Das ging in Ordnung, und ein Mann – ein sehr adretter, eleganter Mann – erschien plötzlich und sagte mit aufrichtiger Schärfe: »Wenn dies der Held ist – der doppelte Held der Fleet Street, sofern man den Zeitungen vertrauen darf –, welchen Dienst erweisen wir ihm dann anlässlich seines Besuchs? Was habt ihr euch nur gedacht?«

Dem letzten Wort verlieh der Mann eine besondere Betonung, und die Leute klatschten, und einige machten Bemerkungen in der Art von: »Wohl gesprochen, Mister Disraeli, wie wahr, wie wahr! Wo bleiben nur unsere Manieren?« Und einer von ihnen sagte: »Nun, ich weiß nicht, wie Sie das sehen, Gentlemen, aber meiner Meinung nach handelt es sich bei einem Helden wie diesem um einen Mann, der das grausige Rasiermesser des Mörders gewiss noch immer bei sich hat.« Die Worte versetzten Dodger einen Stich, und er malte sich aus, was geschehen mochte, wenn man ihn hier, an diesem Ort, mit dem Messer erwischte. Dann lachte der Mann, der das Rasiermesser erwähnt hatte, und fügte hinzu: »Allein der Gedanke, ha!«

»Allein der Gedanke«, murmelte Dodger und lachte ebenfalls, allerdings eher gezwungen.

Und so kamen Dodger und Simplicity ins Parlament, tatsächlich begleitet vom Rasiermesser und von einer Lüge, wogegen nichts einzuwenden war, denn Lügen hatten viele Leute ins Parlament gebracht. Dodger wusste noch immer nicht, warum er Sweeney Todds Rasiermesser in dem ganzen Durcheinander an sich genommen hatte. Irgendwie hatte er das Gefühl, es sei bei ihm derzeit am besten aufgehoben. Bevor er jedenfalls in dieser Hinsicht etwas unternehmen konnte, wurde Mister Dickens gerufen und traf kurze Zeit später ein. Er schüttelte Dodger theatralisch die Hand, musterte Simplicity und fragte: »Sind Sie etwa die junge Dame, die vor drei Nächten verprügelt wurde?« Dann betonte er, Dringendes mit dem jungen Kavalier besprechen zu müssen, was auch immer das bedeuten mochte.

Sie schritten durch Flure, die mit dicken Teppichen ausgelegt waren, und erreichten einen kleinen Raum mit einem Tisch.
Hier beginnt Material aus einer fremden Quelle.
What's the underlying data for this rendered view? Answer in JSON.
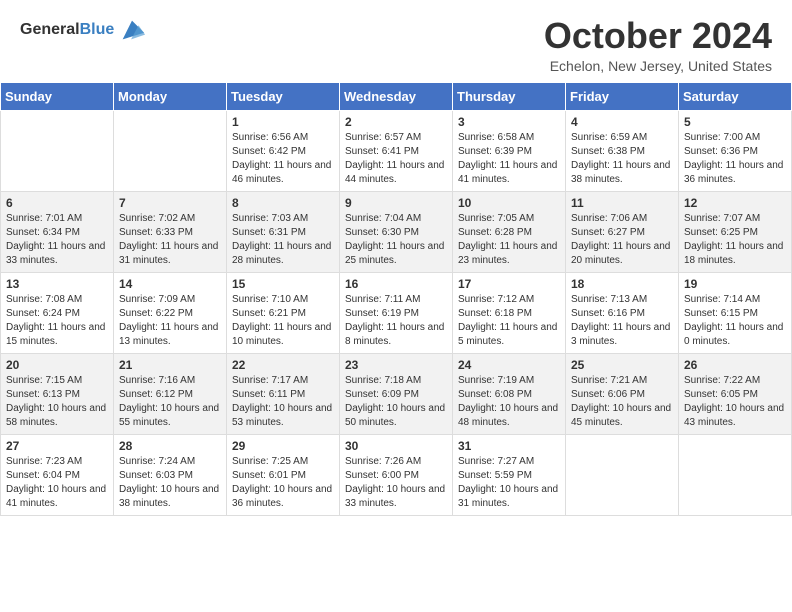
{
  "header": {
    "logo_general": "General",
    "logo_blue": "Blue",
    "month_title": "October 2024",
    "location": "Echelon, New Jersey, United States"
  },
  "weekdays": [
    "Sunday",
    "Monday",
    "Tuesday",
    "Wednesday",
    "Thursday",
    "Friday",
    "Saturday"
  ],
  "weeks": [
    [
      {
        "day": "",
        "sunrise": "",
        "sunset": "",
        "daylight": ""
      },
      {
        "day": "",
        "sunrise": "",
        "sunset": "",
        "daylight": ""
      },
      {
        "day": "1",
        "sunrise": "Sunrise: 6:56 AM",
        "sunset": "Sunset: 6:42 PM",
        "daylight": "Daylight: 11 hours and 46 minutes."
      },
      {
        "day": "2",
        "sunrise": "Sunrise: 6:57 AM",
        "sunset": "Sunset: 6:41 PM",
        "daylight": "Daylight: 11 hours and 44 minutes."
      },
      {
        "day": "3",
        "sunrise": "Sunrise: 6:58 AM",
        "sunset": "Sunset: 6:39 PM",
        "daylight": "Daylight: 11 hours and 41 minutes."
      },
      {
        "day": "4",
        "sunrise": "Sunrise: 6:59 AM",
        "sunset": "Sunset: 6:38 PM",
        "daylight": "Daylight: 11 hours and 38 minutes."
      },
      {
        "day": "5",
        "sunrise": "Sunrise: 7:00 AM",
        "sunset": "Sunset: 6:36 PM",
        "daylight": "Daylight: 11 hours and 36 minutes."
      }
    ],
    [
      {
        "day": "6",
        "sunrise": "Sunrise: 7:01 AM",
        "sunset": "Sunset: 6:34 PM",
        "daylight": "Daylight: 11 hours and 33 minutes."
      },
      {
        "day": "7",
        "sunrise": "Sunrise: 7:02 AM",
        "sunset": "Sunset: 6:33 PM",
        "daylight": "Daylight: 11 hours and 31 minutes."
      },
      {
        "day": "8",
        "sunrise": "Sunrise: 7:03 AM",
        "sunset": "Sunset: 6:31 PM",
        "daylight": "Daylight: 11 hours and 28 minutes."
      },
      {
        "day": "9",
        "sunrise": "Sunrise: 7:04 AM",
        "sunset": "Sunset: 6:30 PM",
        "daylight": "Daylight: 11 hours and 25 minutes."
      },
      {
        "day": "10",
        "sunrise": "Sunrise: 7:05 AM",
        "sunset": "Sunset: 6:28 PM",
        "daylight": "Daylight: 11 hours and 23 minutes."
      },
      {
        "day": "11",
        "sunrise": "Sunrise: 7:06 AM",
        "sunset": "Sunset: 6:27 PM",
        "daylight": "Daylight: 11 hours and 20 minutes."
      },
      {
        "day": "12",
        "sunrise": "Sunrise: 7:07 AM",
        "sunset": "Sunset: 6:25 PM",
        "daylight": "Daylight: 11 hours and 18 minutes."
      }
    ],
    [
      {
        "day": "13",
        "sunrise": "Sunrise: 7:08 AM",
        "sunset": "Sunset: 6:24 PM",
        "daylight": "Daylight: 11 hours and 15 minutes."
      },
      {
        "day": "14",
        "sunrise": "Sunrise: 7:09 AM",
        "sunset": "Sunset: 6:22 PM",
        "daylight": "Daylight: 11 hours and 13 minutes."
      },
      {
        "day": "15",
        "sunrise": "Sunrise: 7:10 AM",
        "sunset": "Sunset: 6:21 PM",
        "daylight": "Daylight: 11 hours and 10 minutes."
      },
      {
        "day": "16",
        "sunrise": "Sunrise: 7:11 AM",
        "sunset": "Sunset: 6:19 PM",
        "daylight": "Daylight: 11 hours and 8 minutes."
      },
      {
        "day": "17",
        "sunrise": "Sunrise: 7:12 AM",
        "sunset": "Sunset: 6:18 PM",
        "daylight": "Daylight: 11 hours and 5 minutes."
      },
      {
        "day": "18",
        "sunrise": "Sunrise: 7:13 AM",
        "sunset": "Sunset: 6:16 PM",
        "daylight": "Daylight: 11 hours and 3 minutes."
      },
      {
        "day": "19",
        "sunrise": "Sunrise: 7:14 AM",
        "sunset": "Sunset: 6:15 PM",
        "daylight": "Daylight: 11 hours and 0 minutes."
      }
    ],
    [
      {
        "day": "20",
        "sunrise": "Sunrise: 7:15 AM",
        "sunset": "Sunset: 6:13 PM",
        "daylight": "Daylight: 10 hours and 58 minutes."
      },
      {
        "day": "21",
        "sunrise": "Sunrise: 7:16 AM",
        "sunset": "Sunset: 6:12 PM",
        "daylight": "Daylight: 10 hours and 55 minutes."
      },
      {
        "day": "22",
        "sunrise": "Sunrise: 7:17 AM",
        "sunset": "Sunset: 6:11 PM",
        "daylight": "Daylight: 10 hours and 53 minutes."
      },
      {
        "day": "23",
        "sunrise": "Sunrise: 7:18 AM",
        "sunset": "Sunset: 6:09 PM",
        "daylight": "Daylight: 10 hours and 50 minutes."
      },
      {
        "day": "24",
        "sunrise": "Sunrise: 7:19 AM",
        "sunset": "Sunset: 6:08 PM",
        "daylight": "Daylight: 10 hours and 48 minutes."
      },
      {
        "day": "25",
        "sunrise": "Sunrise: 7:21 AM",
        "sunset": "Sunset: 6:06 PM",
        "daylight": "Daylight: 10 hours and 45 minutes."
      },
      {
        "day": "26",
        "sunrise": "Sunrise: 7:22 AM",
        "sunset": "Sunset: 6:05 PM",
        "daylight": "Daylight: 10 hours and 43 minutes."
      }
    ],
    [
      {
        "day": "27",
        "sunrise": "Sunrise: 7:23 AM",
        "sunset": "Sunset: 6:04 PM",
        "daylight": "Daylight: 10 hours and 41 minutes."
      },
      {
        "day": "28",
        "sunrise": "Sunrise: 7:24 AM",
        "sunset": "Sunset: 6:03 PM",
        "daylight": "Daylight: 10 hours and 38 minutes."
      },
      {
        "day": "29",
        "sunrise": "Sunrise: 7:25 AM",
        "sunset": "Sunset: 6:01 PM",
        "daylight": "Daylight: 10 hours and 36 minutes."
      },
      {
        "day": "30",
        "sunrise": "Sunrise: 7:26 AM",
        "sunset": "Sunset: 6:00 PM",
        "daylight": "Daylight: 10 hours and 33 minutes."
      },
      {
        "day": "31",
        "sunrise": "Sunrise: 7:27 AM",
        "sunset": "Sunset: 5:59 PM",
        "daylight": "Daylight: 10 hours and 31 minutes."
      },
      {
        "day": "",
        "sunrise": "",
        "sunset": "",
        "daylight": ""
      },
      {
        "day": "",
        "sunrise": "",
        "sunset": "",
        "daylight": ""
      }
    ]
  ]
}
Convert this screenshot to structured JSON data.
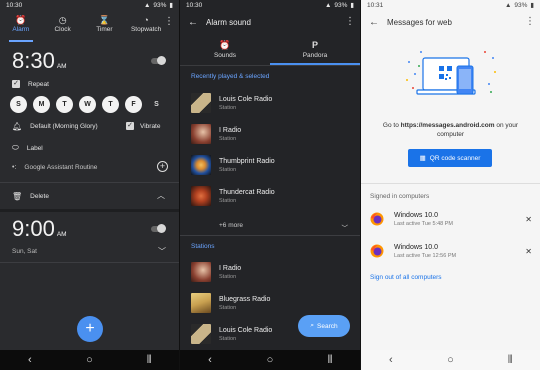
{
  "clock_app": {
    "status": {
      "time": "10:30",
      "battery": "93%"
    },
    "tabs": [
      {
        "label": "Alarm",
        "icon": "alarm-icon",
        "active": true
      },
      {
        "label": "Clock",
        "icon": "clock-icon"
      },
      {
        "label": "Timer",
        "icon": "hourglass-icon"
      },
      {
        "label": "Stopwatch",
        "icon": "stopwatch-icon"
      }
    ],
    "alarm1": {
      "time": "8:30",
      "ampm": "AM",
      "enabled": false,
      "repeat_label": "Repeat",
      "days": [
        "S",
        "M",
        "T",
        "W",
        "T",
        "F",
        "S"
      ],
      "sound_label": "Default (Morning Glory)",
      "vibrate_label": "Vibrate",
      "label_label": "Label",
      "assistant_label": "Google Assistant Routine",
      "delete_label": "Delete"
    },
    "alarm2": {
      "time": "9:00",
      "ampm": "AM",
      "enabled": false,
      "days_summary": "Sun, Sat"
    },
    "fab_label": "+"
  },
  "alarm_sound": {
    "status": {
      "time": "10:30",
      "battery": "93%"
    },
    "title": "Alarm sound",
    "tabs": [
      {
        "label": "Sounds",
        "icon": "alarm-icon"
      },
      {
        "label": "Pandora",
        "icon": "pandora-icon",
        "active": true
      }
    ],
    "recent_header": "Recently played & selected",
    "recent": [
      {
        "name": "Louis Cole Radio",
        "subtitle": "Station",
        "color": "#c9b58a"
      },
      {
        "name": "I Radio",
        "subtitle": "Station",
        "color": "#8a4030"
      },
      {
        "name": "Thumbprint Radio",
        "subtitle": "Station",
        "color": "#d88a30"
      },
      {
        "name": "Thundercat Radio",
        "subtitle": "Station",
        "color": "#b04020"
      }
    ],
    "more_label": "+6 more",
    "stations_header": "Stations",
    "stations": [
      {
        "name": "I Radio",
        "subtitle": "Station",
        "color": "#8a4030"
      },
      {
        "name": "Bluegrass Radio",
        "subtitle": "Station",
        "color": "#c8a050"
      },
      {
        "name": "Louis Cole Radio",
        "subtitle": "Station",
        "color": "#c9b58a"
      }
    ],
    "search_label": "Search"
  },
  "messages_web": {
    "status": {
      "time": "10:31",
      "battery": "93%"
    },
    "title": "Messages for web",
    "desc_prefix": "Go to",
    "desc_url": "https://messages.android.com",
    "desc_suffix": "on your computer",
    "qr_button": "QR code scanner",
    "signed_in_header": "Signed in computers",
    "computers": [
      {
        "name": "Windows 10.0",
        "last_active": "Last active Tue 5:48 PM"
      },
      {
        "name": "Windows 10.0",
        "last_active": "Last active Tue 12:56 PM"
      }
    ],
    "sign_out": "Sign out of all computers",
    "accent": "#1a73e8"
  }
}
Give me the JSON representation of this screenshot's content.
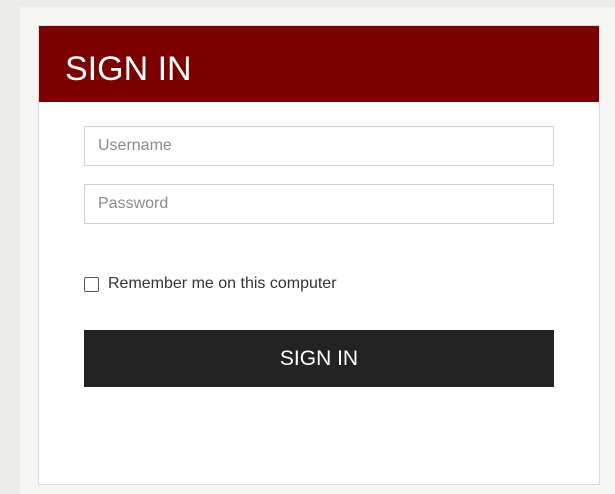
{
  "login": {
    "title": "SIGN IN",
    "username_placeholder": "Username",
    "password_placeholder": "Password",
    "remember_label": "Remember me on this computer",
    "remember_checked": false,
    "submit_label": "SIGN IN"
  },
  "colors": {
    "header_bg": "#7b0000",
    "button_bg": "#232323",
    "page_bg": "#ebebe7"
  }
}
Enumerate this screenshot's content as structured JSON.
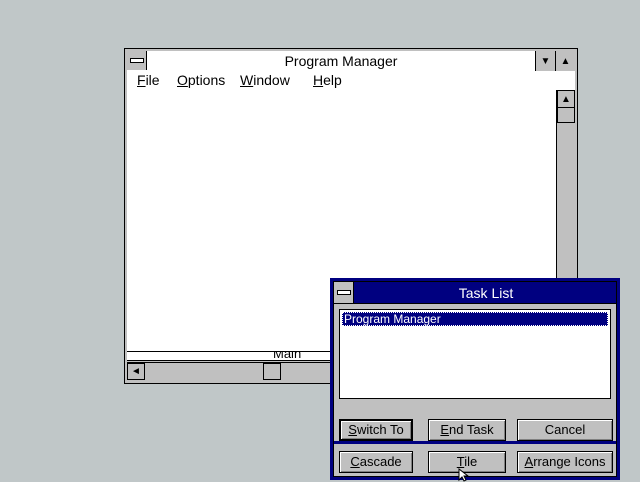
{
  "program_manager": {
    "title": "Program Manager",
    "menu": [
      {
        "prefix": "",
        "ul": "F",
        "rest": "ile"
      },
      {
        "prefix": "",
        "ul": "O",
        "rest": "ptions"
      },
      {
        "prefix": "",
        "ul": "W",
        "rest": "indow"
      },
      {
        "prefix": "",
        "ul": "H",
        "rest": "elp"
      }
    ],
    "minimized_group": "Main",
    "icons": {
      "minimize": "down-triangle-icon",
      "maximize": "up-triangle-icon",
      "scroll_up": "up-arrow-icon",
      "scroll_left": "left-arrow-icon"
    }
  },
  "task_list": {
    "title": "Task List",
    "items": [
      "Program Manager"
    ],
    "buttons_row1": [
      {
        "ul": "S",
        "rest": "witch To"
      },
      {
        "ul": "E",
        "rest": "nd Task"
      },
      {
        "ul": "",
        "rest": "Cancel"
      }
    ],
    "buttons_row2": [
      {
        "ul": "C",
        "rest": "ascade"
      },
      {
        "ul": "T",
        "rest": "ile"
      },
      {
        "ul": "A",
        "rest": "rrange Icons"
      }
    ]
  },
  "colors": {
    "desktop": "#c0c7c8",
    "active_title": "#000080",
    "window_face": "#c0c0c0"
  }
}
Während Dickens Stühle und Sessel zurechtrückte und Simplicity beim Platznehmen half, behielt Dodger Mister Disraeli im Auge. Er erinnerte ihn irgendwie an einen sehr viel jüngeren Solomon oder an eine Katze, die eine Untertasse mit Milch gefunden hat und jeden einzelnen Tropfen genießt. Er war … ja, das traf es gut: Er war ein Dodger, kein Dodger wie Dodger, aber eine andere Art von Dodger, und man musste selbst Dodger sein, um dies zu erkennen. Ein schlauer Mann und bewaffnet mit einer Zunge, die vielleicht noch Schlimmeres anrichten konnte als ein Messer. Ein außerordentlich gewiefter Typ und ganz klar ein Geezer.

Dodgers und Mister Disraelis Blicke trafen sich, und Mister Disraeli zwinkerte – vielleicht die Anerkennung eines Dodgers einem anderen gegenüber. Dodger lächelte, zwinkerte aber nicht, denn ein junger Mann konnte in Schwierigkeiten geraten, wenn er einem Gentleman zuzwinkerte. Bis zu diesem Moment hatte er Unbehagen empfunden, hervorgerufen von einer Umgebung mit Statuen, Teppichen, die jedes Geräusch schluckten, und vielen Bildern an den Wänden, den Porträts älterer Herren mit weißem Haar und verkniffenen Gesichtern, als litten sie an Verstopfung. Ihre wortlosen Blicke schienen ihm zu sagen, dass er klein und unbedeutend war, nicht mehr als ein Wurm. Disraelis Zwinkern brach den Bann und teilte ihm mit, dass es in diesem Gebäude nicht viel anders zuging als in einem der überfüllten Mietshäuser, die Dodger kannte. Es mochte größer, wärmer und besser eingerichtet sein, und die Menschen, die sich hier aufhielten, waren eindeutig besser ernährt, den dicken Bäuchen und roten Nasen nach zu urteilen. Durch das Zwinkern indes nahm Dodger nun eine weitere Ansammlung von Leuten zur Kenntnis, die um die besten Plätze rangelten, nach Macht und einem besseren Leben strebten, wenn nicht für alle, so zumindest für sie selbst.

Dodger grinste, während er diesen Gedanken festhielt wie einen magischen Ring, der ihm Macht verlieh und von dessen Vorhandensein sonst niemand wusste. Aber auf dieses gute Gefühl folgte ein schlechtes: Hier wimmelte es überall von Worten und Büchern, und derzeit fand er keine Worte.

Eine Hand legte sich ihm auf die Schulter, und Charlie sagte: »Mein Freund, wir müssen uns um eine wichtige Angelegenheit kümmern. Vor meinem guten Freund Mister Disraeli kannst du offen sprechen. Er ist ein aufstrebender Politiker, in den wir große Hoffnungen setzen und der das gegenwärtige Problem kennt. Übrigens, wie geht es dir? Erfrischungen gefällig?« Während Dodger noch nach Worten suchte, nickte Simplicity höflich, und Charlie ging zur Tür und zog an einem Glockenstrang. Auf der Stelle erschien ein Mann, flüsterte kurz mit Charlie und ging wieder.

Charlie setzte sich in einen bequemen Sessel, und Disraeli folgte seinem Beispiel. Letzterer faszinierte Dodger. Er kannte das Wort insinuieren nicht, aber mit dem Gedanken dahinter war er vertraut. Mister Disraeli insinuierte sich selbst – in gewisser Weise verließ er einen Ort nicht, bis er tatsächlich ganz woanders war. Das macht ihn gefährlich, dachte Dodger, und dann fiel ihm ein, was er bei sich trug.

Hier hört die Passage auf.